Self-Directed vs.Traditional IRA
Individual retirement accounts (IRAs) are becoming a staple of retirement planning in the United States. IRAs are special tax-advantaged vehicles that provide flexibility, control, and investment opportunity. However, there are a number of different types of IRAs to choose from.
One type of IRA distinction is whether it is an individual IRA or one that is provided through an employer, such as a SEP IRA or a SIMPLE IRA. There are also tax differences between Roth IRAs and Traditional IRAs. Roth IRAs are funded with after-tax amounts and the investment gains can be withdrawn income tax-free if certain requirements are met. On the other hand, traditional IRAs are generally funded with tax-deductible contributions and investments grow tax-deferred, but when assets are withdrawn from the traditional IRA the owner pays ordinary income taxes at that time.
Typically, a Roth IRA is a better vehicle to fund in years when an individual has a low tax rate. So if you are unemployed for a period of the year, are early in your working career, or are in a temporarily reduced tax rate environment, it can make sense to make an after-tax Roth IRA contribution. The idea is that you pay taxes now when they are lower rather than in the future when they will be higher. With a traditional IRA, the opposite holds true.
With a traditional IRA, consider putting money into the IRA when your tax rate is high today so that you may deduct the contribution, defer the growth, and take a distribution when your tax rate is lower.

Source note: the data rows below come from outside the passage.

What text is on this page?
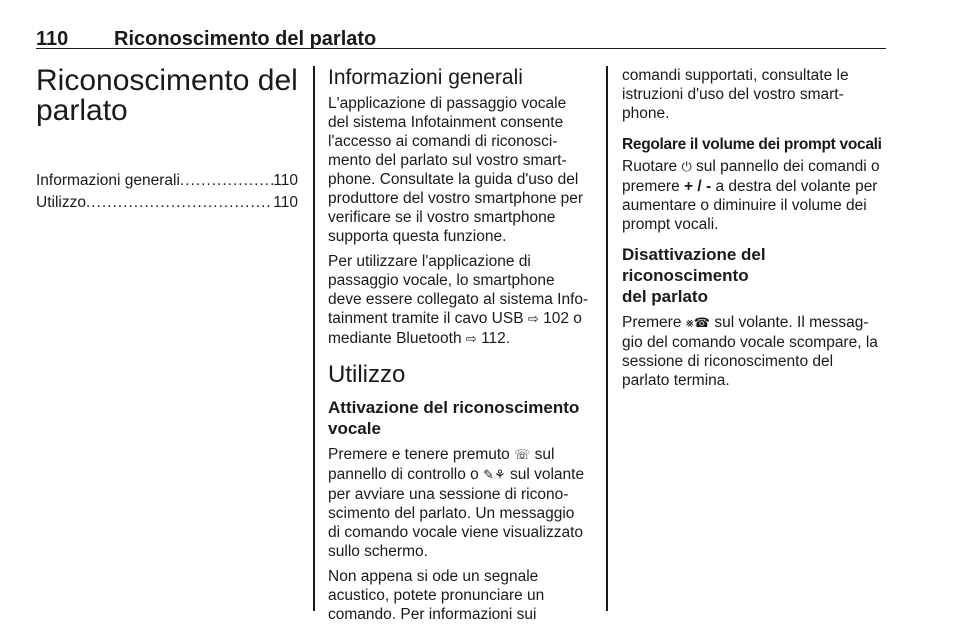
110 Riconoscimento del parlato
Riconoscimento del
parlato
Informazioni generali .....	110
Utilizzo .....	110
Informazioni generali

L'applicazione di passaggio vocale
del sistema Infotainment consente
l'accesso ai comandi di riconosci-
mento del parlato sul vostro smart-
phone. Consultate la guida d'uso del
produttore del vostro smartphone per
verificare se il vostro smartphone
supporta questa funzione.

Per utilizzare l'applicazione di
passaggio vocale, lo smartphone
deve essere collegato al sistema Info-
tainment tramite il cavo USB ⇨ 102 o
mediante Bluetooth ⇨ 112.

Utilizzo
Attivazione del riconoscimento
vocale

Premere e tenere premuto ☏ sul
pannello di controllo o ✎⚘ sul volante
per avviare una sessione di ricono-
scimento del parlato. Un messaggio
di comando vocale viene visualizzato
sullo schermo.

Non appena si ode un segnale
acustico, potete pronunciare un
comando. Per informazioni sui

comandi supportati, consultate le
istruzioni d'uso del vostro smart-
phone.

Regolare il volume dei prompt vocali

Ruotare ⏻ sul pannello dei comandi o
premere + / - a destra del volante per
aumentare o diminuire il volume dei
prompt vocali.

Disattivazione del riconoscimento
del parlato

Premere ⨳☎ sul volante. Il messag-
gio del comando vocale scompare, la
sessione di riconoscimento del
parlato termina.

Additionally, because IRAs are considered special vehicles designed for retirement savings, there will be heightened scrutiny around the investments and management of assets inside IRAs. As such, there are a number of investment assets and self-dealing transactions that are prohibited. Often when money is being managed in a traditional IRA, an advisor, custodian, or brokerage house is likely charging some sort of fee associated with the account. Furthermore, a traditional IRA is likely more limited in its investment options to traditional stocks, bonds, and mutual funds.
This is in part due to the high level of scrutiny around IRAs.
With a self-directed IRA, your investment options significantly expand. For most individuals, the best reason to use a self-directed IRA is to include real estate as an investment option inside of your IRA. Rental property and commercial real estate, in addition to real estate investment trusts (REITs), can be added into a self-directed IRA to help diversify an individual’s overall investment portfolio. However, real estate investments can come with some degree of risk and liquidity concerns. Also, the individual has to be sure not to engage in a self-dealing transaction.
You cannot use your rental property in an IRA for your own use. For instance, if you have a rental beach property, you cannot stay there whenever you want and keep it safely inside the IRA. Furthermore, you cannot sell or buy property directly from your IRA. When looking to place real estate in a self-directed IRA, make sure that you work with a professional who understands the intricacies of such arrangements.
Self-directed IRAs can also allow IRA owners to hold certain precious metals inside of their accounts. For example, a self-directed IRA can allow an individual to purchase gold, silver, or platinum inside the IRA. However, it is important to recognize that while certain precious metals are allowed, antiques, paintings, and other collectibles are not allowed. Additionally, you cannot hold life insurance inside of any IRA, nor can you borrow money from your own IRA, whether self-directed or traditional.
A self-directed IRA allows an individual to direct his or her investment options, rather than a brokerage firm or some other separate entity. This allows for greater choice and flexibility.
However, tax advantages for a self-directed IRA are no different from those offered by a traditional IRA.
Additionally, a self-directed IRA, while offering more flexibility in investment options and fees, is not excluded from the prohibited transaction and investment rules that apply to all types of IRAs. Further, by law, all IRAs need to be held by a Custodian. In the end, if you want to add gold or real estate in the form of a rental property to your IRA, you will likely need to use a self-directed IRA and work with a qualified professional to ensure that the transaction is properly established.